The 139-year-old company has appointed KPMG to handle the process, which comes after disappointing Christmas trading and rising costs including business rates.
Beales stores will continue to trade during the administration and all members of staff have so far been kept on.
Beales, founded in Bournemouth in 1881, becomes the latest victim of tough trading conditions on UK high streets. Like a number of other retailers, it had been trying to negotiate rent reductions with its landlords.
Debenhams went through an administration process known as a pre-pack last year while House of Fraser is set to close stores under the ownership of Mike Ashley’s Sports Direct.
Beales chief executive Tony Brown accused local councils of failing to help struggling retailers.
He told the BBC last week: “We’ve only managed to get one council to help us out on a temporary basis.
“Landlords – not all of them but predominantly most of them – have been helpful and they see a long term.
“Now don’t get me wrong, the high streets do need to develop, but there has to be a timescale on which that’s done by.
“At the moment, in my view, councils really don’t care, because they get their business rates whether we’re there or not, because the landlord pays if the store closes.”
Robert Hayton, head of business rates at real estate adviser Altus Group, said: “Expensive rents which in turn drive high business rate liabilities, large staffing needs, and leases that are difficult to give up have hampered department store operators’ struggles to adapt to the challenging retail climate.”
“There are now a third fewer large department stores than there were a decade ago.
“Once empty landlords face the challenge of repurposing these outdated spaces and while some have been converted into smaller shop units many have been demolished or sit vacant.”
Keely Rushmore, Partner at SA Law said employees would face an anxious time waiting to find out the result of administrators’ efforts.
The first 14 days of the administration are crucial, Ms Rushmore said, because any employee dismissed in this time will be put to the back of the queue with other “ordinary creditors”, although the entitlement to outstanding wages and redundancy payments remains.
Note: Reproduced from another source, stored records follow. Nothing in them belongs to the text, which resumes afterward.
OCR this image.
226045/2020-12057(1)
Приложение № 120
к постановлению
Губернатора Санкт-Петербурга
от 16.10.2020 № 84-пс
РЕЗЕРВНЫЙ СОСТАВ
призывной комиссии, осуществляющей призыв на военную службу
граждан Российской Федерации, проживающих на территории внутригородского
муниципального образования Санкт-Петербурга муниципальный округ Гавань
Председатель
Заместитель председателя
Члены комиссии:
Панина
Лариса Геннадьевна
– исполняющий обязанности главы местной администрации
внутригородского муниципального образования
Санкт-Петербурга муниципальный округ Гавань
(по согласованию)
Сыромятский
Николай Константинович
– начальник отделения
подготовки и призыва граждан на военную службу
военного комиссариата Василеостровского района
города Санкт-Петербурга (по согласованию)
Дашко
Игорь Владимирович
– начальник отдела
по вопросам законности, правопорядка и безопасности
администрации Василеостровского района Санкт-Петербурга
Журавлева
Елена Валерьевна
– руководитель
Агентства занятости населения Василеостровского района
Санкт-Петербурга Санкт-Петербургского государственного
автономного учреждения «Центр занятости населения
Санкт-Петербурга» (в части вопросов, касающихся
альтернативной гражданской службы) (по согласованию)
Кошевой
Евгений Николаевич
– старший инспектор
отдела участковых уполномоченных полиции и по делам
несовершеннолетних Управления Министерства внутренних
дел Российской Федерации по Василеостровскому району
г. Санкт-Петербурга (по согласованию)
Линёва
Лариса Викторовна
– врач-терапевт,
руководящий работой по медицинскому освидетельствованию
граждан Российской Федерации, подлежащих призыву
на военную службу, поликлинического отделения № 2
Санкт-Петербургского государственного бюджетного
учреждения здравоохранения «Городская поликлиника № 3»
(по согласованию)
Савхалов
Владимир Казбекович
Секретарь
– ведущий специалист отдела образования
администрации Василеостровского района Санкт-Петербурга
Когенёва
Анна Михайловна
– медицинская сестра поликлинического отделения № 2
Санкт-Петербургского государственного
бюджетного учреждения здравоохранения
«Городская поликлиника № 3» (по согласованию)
“Employees retained beyond this two-week period become ‘preferential’ creditors, and are in a stronger position, with improved chances of recouping any monies owed.
“The silver lining for Beales’ workers is that it has been confirmed that all staff will be retained while a buyer for the business is sought.
“Going forward the employees’ positions will then largely depend upon whether the administrators, KPMG, succeed in finding a buyer.
“If the business can be sold, the TUPE legislation would normally apply, with employees’ employment transferring to the buyer with their employment rights protected, although there is still the risk of redundancy following the sale if the business is restructured.”
KPMG was first brought in last month to look at options to sell Beales or refinance its debts but no solution could be reached.
Will Wright, partner at KPMG and joint administrator, said: “For over a hundred years, Beales has been a stalwart of the high street in market towns up and down the UK, but like countless similar retailers, has found trading in recent times to be incredibly tough.
“With the impact of high rents and rates exacerbated by disappointing trading over the Christmas period, and extensive discussions around additional investment proving unsuccessful, there were no other available options but to place the company into administration.
“Over the coming weeks, we will endeavour to continue to operate all stores as a going concern while we assess options for the business, including dealing with prospective interested parties. During this period gift vouchers, customer deposits and customer returns/refunds will continue to be honoured.”